Friday, 18 April 2008

Round-up

1. This opinion piece is intelligently written and contains some valid points, but at the end of the day I simply cannot accept the author's thesis that "there is simply too little respect by our white compatriots for black people's sensitivities to colonialism and racism." Is the author unaware of such activities as Tony Blair's groveling apologies for the slave trade last year? And it seems to me that any analysis of the media will demonstrate that whites are all too quick to bemoan white racism against blacks, even when no such racism actually exists.

Fikile-Ntsikelelo Moya writes eloquently, but his piece reads too much as a victimhood session, even though he insists that's not what it's supposed to be.

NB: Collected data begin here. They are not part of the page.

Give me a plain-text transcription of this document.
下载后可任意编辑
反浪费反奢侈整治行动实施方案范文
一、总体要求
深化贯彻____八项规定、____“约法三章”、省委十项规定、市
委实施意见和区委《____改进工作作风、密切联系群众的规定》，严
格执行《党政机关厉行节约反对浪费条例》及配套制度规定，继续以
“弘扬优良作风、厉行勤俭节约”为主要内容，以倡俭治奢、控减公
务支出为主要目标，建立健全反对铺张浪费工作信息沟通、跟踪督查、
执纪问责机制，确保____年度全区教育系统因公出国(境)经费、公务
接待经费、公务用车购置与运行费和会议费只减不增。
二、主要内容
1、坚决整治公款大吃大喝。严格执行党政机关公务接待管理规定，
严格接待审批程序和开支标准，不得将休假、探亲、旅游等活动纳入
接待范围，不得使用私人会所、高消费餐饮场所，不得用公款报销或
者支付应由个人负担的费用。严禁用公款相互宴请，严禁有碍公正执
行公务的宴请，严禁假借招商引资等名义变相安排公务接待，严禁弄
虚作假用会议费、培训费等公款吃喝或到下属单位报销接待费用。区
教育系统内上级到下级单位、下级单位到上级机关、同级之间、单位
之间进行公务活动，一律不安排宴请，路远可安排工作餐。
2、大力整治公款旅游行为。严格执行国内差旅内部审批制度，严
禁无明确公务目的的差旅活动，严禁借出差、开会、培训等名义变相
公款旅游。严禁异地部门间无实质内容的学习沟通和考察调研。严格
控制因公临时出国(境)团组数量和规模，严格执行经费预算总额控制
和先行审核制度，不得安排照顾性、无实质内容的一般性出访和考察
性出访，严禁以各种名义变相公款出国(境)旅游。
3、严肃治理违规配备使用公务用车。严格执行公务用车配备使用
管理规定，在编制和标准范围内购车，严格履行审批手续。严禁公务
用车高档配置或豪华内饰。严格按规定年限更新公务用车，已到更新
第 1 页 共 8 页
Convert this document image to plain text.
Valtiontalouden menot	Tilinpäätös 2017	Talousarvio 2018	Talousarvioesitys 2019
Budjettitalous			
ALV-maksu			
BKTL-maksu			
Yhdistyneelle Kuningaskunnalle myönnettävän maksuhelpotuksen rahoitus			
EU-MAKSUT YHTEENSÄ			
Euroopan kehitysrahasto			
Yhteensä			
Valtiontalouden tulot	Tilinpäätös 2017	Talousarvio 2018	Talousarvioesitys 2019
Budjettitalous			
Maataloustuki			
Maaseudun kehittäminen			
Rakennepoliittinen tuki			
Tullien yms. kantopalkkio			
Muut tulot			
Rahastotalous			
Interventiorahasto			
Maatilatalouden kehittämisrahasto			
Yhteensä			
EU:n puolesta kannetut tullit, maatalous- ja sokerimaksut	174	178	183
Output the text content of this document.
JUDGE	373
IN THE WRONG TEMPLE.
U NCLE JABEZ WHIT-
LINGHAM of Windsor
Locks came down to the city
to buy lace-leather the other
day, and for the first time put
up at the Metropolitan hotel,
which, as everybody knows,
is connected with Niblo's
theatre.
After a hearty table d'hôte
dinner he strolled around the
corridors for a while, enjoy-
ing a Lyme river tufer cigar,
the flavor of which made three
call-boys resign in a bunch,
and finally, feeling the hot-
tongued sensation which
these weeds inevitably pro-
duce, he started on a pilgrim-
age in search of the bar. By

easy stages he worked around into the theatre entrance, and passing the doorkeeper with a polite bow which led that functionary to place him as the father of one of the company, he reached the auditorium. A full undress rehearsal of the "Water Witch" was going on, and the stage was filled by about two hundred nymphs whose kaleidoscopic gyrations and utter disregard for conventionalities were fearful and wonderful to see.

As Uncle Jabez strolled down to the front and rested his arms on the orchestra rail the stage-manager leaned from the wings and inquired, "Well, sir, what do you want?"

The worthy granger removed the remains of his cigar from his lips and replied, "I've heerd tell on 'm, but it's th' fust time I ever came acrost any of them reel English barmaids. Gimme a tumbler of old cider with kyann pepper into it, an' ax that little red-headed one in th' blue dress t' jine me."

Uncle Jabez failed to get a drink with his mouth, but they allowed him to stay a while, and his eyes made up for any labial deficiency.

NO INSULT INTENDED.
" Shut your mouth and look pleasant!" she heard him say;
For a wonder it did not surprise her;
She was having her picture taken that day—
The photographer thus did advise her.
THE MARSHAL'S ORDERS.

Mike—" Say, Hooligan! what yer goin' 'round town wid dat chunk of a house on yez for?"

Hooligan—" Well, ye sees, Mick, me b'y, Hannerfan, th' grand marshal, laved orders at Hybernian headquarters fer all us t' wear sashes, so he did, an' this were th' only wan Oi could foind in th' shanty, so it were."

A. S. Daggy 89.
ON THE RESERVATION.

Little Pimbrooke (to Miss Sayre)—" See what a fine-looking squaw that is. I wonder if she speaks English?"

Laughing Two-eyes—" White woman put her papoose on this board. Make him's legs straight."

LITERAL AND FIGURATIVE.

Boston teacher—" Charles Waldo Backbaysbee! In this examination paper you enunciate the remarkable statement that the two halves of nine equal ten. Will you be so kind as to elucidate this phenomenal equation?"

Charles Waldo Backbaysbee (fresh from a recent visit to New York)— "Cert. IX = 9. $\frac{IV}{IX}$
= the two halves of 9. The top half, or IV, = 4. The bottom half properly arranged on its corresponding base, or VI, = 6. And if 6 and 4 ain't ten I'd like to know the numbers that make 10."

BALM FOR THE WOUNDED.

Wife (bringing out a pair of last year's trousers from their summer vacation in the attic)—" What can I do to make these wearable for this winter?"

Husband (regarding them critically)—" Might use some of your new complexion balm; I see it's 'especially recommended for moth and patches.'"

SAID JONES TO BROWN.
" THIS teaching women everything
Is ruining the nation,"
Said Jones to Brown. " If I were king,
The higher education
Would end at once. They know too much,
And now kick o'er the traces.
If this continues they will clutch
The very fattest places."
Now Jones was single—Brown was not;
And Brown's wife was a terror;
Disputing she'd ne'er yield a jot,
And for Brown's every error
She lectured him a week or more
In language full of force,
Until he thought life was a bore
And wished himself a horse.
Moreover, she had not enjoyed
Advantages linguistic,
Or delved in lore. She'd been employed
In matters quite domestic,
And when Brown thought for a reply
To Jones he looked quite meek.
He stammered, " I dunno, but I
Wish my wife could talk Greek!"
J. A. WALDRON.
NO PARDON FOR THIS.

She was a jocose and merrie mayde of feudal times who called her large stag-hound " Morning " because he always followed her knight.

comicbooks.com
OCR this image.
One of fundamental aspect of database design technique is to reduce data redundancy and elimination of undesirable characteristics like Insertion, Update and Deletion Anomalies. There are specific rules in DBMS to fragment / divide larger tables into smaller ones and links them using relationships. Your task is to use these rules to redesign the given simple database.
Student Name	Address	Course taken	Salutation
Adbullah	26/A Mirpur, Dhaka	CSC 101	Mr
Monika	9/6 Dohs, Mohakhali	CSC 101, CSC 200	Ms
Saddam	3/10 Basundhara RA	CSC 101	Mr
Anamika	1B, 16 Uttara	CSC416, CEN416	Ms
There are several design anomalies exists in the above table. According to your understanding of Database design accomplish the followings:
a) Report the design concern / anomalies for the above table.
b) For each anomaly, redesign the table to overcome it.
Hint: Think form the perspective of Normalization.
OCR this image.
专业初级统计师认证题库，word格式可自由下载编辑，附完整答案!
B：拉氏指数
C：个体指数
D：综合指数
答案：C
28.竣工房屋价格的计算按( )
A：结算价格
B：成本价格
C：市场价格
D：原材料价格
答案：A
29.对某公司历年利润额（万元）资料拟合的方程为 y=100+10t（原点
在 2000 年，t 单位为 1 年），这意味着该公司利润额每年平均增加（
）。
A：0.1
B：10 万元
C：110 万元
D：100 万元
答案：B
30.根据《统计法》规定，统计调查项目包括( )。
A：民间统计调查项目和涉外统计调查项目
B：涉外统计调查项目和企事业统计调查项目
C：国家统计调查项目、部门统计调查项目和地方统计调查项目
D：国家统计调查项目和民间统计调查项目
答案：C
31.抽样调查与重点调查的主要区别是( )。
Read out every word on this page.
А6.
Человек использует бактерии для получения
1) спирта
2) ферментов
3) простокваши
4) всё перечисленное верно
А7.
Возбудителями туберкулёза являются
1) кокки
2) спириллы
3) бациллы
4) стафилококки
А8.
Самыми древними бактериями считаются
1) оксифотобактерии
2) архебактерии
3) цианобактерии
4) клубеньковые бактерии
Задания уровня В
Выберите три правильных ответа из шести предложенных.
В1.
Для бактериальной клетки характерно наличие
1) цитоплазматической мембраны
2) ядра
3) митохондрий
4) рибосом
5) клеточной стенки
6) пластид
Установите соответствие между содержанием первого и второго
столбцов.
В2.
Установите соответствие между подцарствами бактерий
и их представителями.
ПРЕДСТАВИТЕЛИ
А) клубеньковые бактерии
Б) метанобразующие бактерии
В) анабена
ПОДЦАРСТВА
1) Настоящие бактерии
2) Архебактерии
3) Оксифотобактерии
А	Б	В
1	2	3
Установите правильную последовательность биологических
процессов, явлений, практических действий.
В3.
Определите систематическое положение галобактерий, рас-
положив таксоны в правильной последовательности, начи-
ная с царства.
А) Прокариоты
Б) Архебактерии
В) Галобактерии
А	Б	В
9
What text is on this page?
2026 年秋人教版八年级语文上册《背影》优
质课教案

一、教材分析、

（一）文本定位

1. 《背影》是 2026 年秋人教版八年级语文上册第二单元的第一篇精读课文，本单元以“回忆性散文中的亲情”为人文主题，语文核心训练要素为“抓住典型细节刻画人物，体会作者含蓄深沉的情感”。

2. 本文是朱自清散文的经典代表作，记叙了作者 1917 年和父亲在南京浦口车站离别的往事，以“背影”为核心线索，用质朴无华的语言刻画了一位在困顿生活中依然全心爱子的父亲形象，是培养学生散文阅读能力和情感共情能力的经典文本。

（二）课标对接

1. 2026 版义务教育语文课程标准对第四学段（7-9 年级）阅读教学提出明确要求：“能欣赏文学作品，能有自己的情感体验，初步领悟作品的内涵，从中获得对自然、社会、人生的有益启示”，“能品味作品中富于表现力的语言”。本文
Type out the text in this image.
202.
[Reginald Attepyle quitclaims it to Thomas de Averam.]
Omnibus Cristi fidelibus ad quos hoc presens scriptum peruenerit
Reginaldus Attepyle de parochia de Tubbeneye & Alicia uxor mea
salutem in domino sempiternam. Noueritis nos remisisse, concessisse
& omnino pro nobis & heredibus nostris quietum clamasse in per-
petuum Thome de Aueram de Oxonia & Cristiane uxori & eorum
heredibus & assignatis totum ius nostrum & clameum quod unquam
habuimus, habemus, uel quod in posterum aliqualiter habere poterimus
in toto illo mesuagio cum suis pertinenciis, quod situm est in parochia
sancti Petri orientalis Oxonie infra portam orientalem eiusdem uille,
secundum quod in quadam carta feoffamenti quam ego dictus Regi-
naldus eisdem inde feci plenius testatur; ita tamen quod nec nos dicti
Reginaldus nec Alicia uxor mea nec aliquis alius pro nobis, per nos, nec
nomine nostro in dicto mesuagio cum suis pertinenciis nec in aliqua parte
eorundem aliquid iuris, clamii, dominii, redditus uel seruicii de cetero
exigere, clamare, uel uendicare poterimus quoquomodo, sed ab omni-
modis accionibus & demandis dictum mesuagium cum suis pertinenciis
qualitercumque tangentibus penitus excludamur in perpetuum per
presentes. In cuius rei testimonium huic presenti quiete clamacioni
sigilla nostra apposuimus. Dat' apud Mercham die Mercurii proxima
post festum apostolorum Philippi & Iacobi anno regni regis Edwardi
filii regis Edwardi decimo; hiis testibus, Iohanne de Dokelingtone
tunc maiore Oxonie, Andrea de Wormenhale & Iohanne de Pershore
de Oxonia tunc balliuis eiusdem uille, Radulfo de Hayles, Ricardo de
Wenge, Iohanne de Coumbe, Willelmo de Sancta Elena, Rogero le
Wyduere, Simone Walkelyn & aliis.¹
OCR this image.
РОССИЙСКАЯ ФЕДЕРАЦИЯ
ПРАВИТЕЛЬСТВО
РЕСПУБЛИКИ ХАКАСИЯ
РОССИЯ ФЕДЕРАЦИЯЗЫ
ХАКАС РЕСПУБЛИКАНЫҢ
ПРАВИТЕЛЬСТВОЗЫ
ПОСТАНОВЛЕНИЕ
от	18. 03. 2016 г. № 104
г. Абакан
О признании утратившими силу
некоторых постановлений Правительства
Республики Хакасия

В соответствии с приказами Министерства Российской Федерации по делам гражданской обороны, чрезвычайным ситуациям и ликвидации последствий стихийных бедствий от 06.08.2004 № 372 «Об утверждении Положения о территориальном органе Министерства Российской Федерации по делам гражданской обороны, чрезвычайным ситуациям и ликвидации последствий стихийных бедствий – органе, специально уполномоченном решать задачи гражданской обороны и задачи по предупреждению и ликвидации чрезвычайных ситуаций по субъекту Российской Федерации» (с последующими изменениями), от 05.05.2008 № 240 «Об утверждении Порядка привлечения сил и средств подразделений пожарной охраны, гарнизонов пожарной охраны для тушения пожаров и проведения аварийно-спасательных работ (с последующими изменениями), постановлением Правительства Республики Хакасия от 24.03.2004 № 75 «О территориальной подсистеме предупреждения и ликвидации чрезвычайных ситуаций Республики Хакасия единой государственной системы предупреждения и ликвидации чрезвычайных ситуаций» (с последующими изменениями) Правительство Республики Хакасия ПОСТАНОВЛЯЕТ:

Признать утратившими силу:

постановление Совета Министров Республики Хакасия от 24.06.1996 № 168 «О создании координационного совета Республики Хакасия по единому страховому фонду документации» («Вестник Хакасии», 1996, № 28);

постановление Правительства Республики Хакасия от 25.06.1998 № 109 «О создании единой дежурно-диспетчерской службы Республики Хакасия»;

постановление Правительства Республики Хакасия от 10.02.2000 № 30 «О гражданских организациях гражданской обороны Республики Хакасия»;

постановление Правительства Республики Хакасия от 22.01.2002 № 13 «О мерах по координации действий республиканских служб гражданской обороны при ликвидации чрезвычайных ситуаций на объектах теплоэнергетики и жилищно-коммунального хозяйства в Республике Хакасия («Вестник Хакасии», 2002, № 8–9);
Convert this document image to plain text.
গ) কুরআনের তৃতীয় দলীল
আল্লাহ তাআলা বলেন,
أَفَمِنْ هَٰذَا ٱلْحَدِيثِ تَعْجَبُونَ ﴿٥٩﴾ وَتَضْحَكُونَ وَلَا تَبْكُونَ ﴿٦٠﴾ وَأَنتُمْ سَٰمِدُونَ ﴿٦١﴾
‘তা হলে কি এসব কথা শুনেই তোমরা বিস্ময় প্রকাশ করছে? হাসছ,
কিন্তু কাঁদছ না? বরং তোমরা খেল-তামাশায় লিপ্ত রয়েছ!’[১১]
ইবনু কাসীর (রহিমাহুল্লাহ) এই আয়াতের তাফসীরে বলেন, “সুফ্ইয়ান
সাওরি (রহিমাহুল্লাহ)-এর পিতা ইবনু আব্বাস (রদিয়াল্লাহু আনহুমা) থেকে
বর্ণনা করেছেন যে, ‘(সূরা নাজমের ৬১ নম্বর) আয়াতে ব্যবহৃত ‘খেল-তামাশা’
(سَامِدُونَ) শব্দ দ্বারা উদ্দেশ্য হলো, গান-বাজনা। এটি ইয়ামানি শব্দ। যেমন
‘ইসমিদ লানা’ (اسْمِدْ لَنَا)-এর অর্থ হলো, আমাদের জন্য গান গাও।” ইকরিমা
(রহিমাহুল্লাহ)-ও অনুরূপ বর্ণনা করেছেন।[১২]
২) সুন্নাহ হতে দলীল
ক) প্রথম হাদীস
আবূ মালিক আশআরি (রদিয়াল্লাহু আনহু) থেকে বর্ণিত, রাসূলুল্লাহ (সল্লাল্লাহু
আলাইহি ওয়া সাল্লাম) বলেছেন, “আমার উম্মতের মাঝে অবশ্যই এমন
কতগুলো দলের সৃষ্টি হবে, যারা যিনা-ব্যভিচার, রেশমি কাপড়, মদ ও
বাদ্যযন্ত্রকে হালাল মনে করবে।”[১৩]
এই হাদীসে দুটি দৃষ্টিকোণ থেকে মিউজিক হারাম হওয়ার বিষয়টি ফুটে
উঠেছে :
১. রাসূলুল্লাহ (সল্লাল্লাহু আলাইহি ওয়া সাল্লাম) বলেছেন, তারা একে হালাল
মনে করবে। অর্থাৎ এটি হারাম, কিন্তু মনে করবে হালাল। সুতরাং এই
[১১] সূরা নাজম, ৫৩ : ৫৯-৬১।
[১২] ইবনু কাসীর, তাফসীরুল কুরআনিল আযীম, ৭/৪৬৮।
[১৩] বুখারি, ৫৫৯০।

I found myself only truly agreeing with one statement he made in the article, and that's this one:

"Newsflash: racism, the slave trade, colonialism and apartheid are just as evil as the Holocaust and other forms of behaviour based on the assumption that your own people are more human and thus deserving of greater respect than others."

2. In the Unbelievable Story of the Day, a nineteen year old boy with Down's Syndrome who has a mental age of five was accused of "racism" after he allegedly attacked a girl - who is "Asian" - at college. I'm thinking that perhaps it was the Motherwell authorities, and not the boy, who truly has a case of severe mental retardation.